Transformations and Dimensionality-reduction Algorithms

Now that we have our basic datatypes ready, we want to do some work with them. In particular, we want to be able to remove descriptors, normalize some of them, apply PCA, etc...

All these operations are called transformations, and consist in 2 major steps:

  • we first need to analyze the dataset, and retrieve the parameters of the transformation to apply. Indeed, the same transformation can lead to different steps when applying the actual transformation, eg: normalizing 2 different DataSets will lead to 2 different set of parameters, even though the normalize operation is the same in both cases. This operation is done by an Analyzer instance.
  • once we have the parameters for the transformation to apply, we need to, well, actually apply them on the DataSet (or on another one, for that matters). This is done by the Applier instance.

Instantiation of the Analyzer classes is done through the mean of a Factory (specifically, an AnalyzerFactory). You can also instantiate explicitly an Applier with the ApplierFactory, however for most users this shouldn't be necessary, because a Transformation automatically knows what kind of Applier you need for each Analyzer, and instantiate it for you.

A list of available transformations in Gaia can be found at the Algorithms page.

Synopsis:

class AnalyzerFactory:
    keys()                   : returns a list of all possible Analyzers that you can instantiate through this factory.
    create(name, parameters) : create an Analyzer with the given parameters (stored in a map).
class Analyzer:
    analyze(dataset)         : analyzes the given DataSet and returns a Transformation instance, which contains all
                               the parameters necessary for doing the transformation.
class Transformation:
    applyToDataSet(dataset)  : apply the transformation to given DataSet and returns the result.
                               The original DataSet is left untouched.
    applyToPoint(point)      : apply the transformation to given Point and returns the result.
                               The original Point is left untouched.
class Applier:
    mapDataSet(dataset)      : applies the transformation to current DataSet and returns the newly created one.
                               The original DataSet is left untouched.
    mapPoint(point)          : applies the same transformation, but only on one Point.
                               The original Point is left untouched.

Queries (NN-searches) on a DataSet

To be able to perform nearest-neighbors (NN) queries on a DataSet, you will have to instantiate a View on this DataSet (remember the DataSet is only for storage, it does not provide any functionality). A View basically consist in the needed search structure with an associated distance function. Once you have created a View with a given distance function (created through a factory), you can start doing queries on the dataset using the variety of search methods, with or without filters, by id or by example, etc...

Filters are strings describing an SQL-like filter. For a reference of the syntax, look at Filtering queries.

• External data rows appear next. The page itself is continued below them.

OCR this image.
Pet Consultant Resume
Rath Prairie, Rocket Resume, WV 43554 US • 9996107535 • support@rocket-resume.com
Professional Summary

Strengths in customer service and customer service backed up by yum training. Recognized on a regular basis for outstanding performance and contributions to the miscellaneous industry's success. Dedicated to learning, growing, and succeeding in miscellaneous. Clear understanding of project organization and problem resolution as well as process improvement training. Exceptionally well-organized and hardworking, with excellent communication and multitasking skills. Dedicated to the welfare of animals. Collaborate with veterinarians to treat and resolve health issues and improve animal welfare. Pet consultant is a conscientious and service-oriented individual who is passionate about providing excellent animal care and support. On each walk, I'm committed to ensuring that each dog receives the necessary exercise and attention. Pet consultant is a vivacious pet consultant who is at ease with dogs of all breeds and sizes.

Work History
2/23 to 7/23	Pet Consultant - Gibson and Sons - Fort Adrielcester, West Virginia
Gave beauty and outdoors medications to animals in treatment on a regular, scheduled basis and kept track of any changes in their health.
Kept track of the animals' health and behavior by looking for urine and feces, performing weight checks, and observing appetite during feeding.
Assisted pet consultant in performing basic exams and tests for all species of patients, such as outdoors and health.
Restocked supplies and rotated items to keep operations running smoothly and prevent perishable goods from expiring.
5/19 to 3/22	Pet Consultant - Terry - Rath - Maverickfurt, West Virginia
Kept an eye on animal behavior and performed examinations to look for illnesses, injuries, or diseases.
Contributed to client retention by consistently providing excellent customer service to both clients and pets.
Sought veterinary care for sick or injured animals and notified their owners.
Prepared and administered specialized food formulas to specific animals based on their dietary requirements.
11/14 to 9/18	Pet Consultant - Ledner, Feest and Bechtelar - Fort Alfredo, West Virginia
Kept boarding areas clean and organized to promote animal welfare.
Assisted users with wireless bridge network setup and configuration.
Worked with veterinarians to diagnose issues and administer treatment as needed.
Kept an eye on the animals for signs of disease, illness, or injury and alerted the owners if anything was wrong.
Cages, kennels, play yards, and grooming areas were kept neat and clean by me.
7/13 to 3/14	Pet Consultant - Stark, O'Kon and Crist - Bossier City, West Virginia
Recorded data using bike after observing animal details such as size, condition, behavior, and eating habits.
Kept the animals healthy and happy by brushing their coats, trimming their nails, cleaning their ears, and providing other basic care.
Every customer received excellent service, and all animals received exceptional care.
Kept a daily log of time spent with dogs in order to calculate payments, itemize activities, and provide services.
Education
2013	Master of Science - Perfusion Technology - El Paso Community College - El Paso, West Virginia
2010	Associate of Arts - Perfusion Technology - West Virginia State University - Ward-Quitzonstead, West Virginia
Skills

A list of available distance functions in Gaia can be found at the Metrics (Distance Functions) page.

NB: DistanceFunctionFactory is aliased to MetricFactory if you're too lazy to type the whole thing! :o)

Synopsis:

class DistanceFunctionFactory:
    keys()                           : returns a list of all DistanceFunctions available through this factory.
    create(name, layout, parameters) : create a DistanceFunction with the given parameters (stored in a map)

class DistanceFunction:
    operator()(p1, p2)               : returns the distance between the points p1 and p2.

class View:
    View(dataset, distanceFunction)  : create the view on the given DataSet which will use the given DistanceFunction
    nnSearch(point, filter)          : do the query-by-example search on the given point. filter is an optional parameter.
    nnSearch(id, filter)             : do the query-by-id search on the given point. filter is an optional parameter.